To analyze that info in any meaningful way, these devices need to be paired with the vast advances in AI and machine learning in recent years. Algorithms will soon support doctors by analyzing all of that data, teasing our relevant trends or potential problems, and proactively letting us know when issues arise.

So who will lead the charge in the healthcare data revolution? I suspect Google will play a key part. The company has already taken a leadership role in big data; keeping us healthy by helping study the vast troves of information that will come off of our wrists seems to jibe nicely with the company’s motto, “organizing the world’s information” – and its former motto, “do no evil.” Ensuring that people are comfortable sharing  personal data of this nature is the real challenge.

Meanwhile, Microsoft is paving the way with machine learning and artificial intelligence. You might not think so, given how crummy Cortana is, but AI is so much more than mere voice assistants. So it’s a good thing the Windows giant may ultimately kill the assistant, as some believe.
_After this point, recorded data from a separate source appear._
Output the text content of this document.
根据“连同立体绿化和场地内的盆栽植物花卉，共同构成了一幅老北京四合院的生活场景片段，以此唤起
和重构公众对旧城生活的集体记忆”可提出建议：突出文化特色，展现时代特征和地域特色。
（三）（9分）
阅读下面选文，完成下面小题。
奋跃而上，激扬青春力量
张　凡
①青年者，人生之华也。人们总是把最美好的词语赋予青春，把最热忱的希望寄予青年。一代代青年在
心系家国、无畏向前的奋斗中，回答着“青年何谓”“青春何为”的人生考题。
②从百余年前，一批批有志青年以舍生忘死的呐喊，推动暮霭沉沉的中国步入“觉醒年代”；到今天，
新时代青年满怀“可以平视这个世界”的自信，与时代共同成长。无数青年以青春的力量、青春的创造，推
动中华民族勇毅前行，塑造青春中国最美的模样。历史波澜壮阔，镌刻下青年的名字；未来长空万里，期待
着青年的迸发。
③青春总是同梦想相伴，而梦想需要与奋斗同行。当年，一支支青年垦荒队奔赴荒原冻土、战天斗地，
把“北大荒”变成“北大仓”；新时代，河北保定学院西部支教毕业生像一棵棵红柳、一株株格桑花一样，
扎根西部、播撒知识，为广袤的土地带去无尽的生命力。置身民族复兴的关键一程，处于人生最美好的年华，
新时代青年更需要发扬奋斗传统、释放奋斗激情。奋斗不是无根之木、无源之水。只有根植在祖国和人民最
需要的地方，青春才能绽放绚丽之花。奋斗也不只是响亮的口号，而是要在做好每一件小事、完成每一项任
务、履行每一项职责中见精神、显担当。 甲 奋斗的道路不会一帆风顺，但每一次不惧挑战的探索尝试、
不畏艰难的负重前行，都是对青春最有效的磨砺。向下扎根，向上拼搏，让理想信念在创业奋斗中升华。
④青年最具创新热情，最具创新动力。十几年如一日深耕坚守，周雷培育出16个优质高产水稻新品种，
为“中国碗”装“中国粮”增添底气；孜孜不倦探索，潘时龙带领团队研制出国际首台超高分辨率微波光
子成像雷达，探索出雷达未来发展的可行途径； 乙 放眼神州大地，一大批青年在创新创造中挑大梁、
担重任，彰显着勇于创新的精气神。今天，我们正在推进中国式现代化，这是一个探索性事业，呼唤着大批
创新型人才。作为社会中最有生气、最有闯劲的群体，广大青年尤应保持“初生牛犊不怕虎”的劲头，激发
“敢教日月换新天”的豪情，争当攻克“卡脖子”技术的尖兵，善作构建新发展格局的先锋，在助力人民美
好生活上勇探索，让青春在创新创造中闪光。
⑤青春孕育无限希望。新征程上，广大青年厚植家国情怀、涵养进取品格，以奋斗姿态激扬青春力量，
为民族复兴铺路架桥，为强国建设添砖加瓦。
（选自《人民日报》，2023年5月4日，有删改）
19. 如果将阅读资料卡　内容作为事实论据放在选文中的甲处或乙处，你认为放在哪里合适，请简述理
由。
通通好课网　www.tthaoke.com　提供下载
Microsoft has been talking about AI for years; in early 2014, Peter Lee, head of Microsoft Research, told me about the company’s work in this area. Lee really believes that machine learning and smarter computers could shape society, and bring us to a deeper understanding of what makes us all tick.

“We’re on the cusp of understanding something really important about human nature. It sounds pretentious but that’s a real thing for us,” he said at the time. “Research is a long game.”

Let’s see if they stayed in the game long enough to reap the rewards.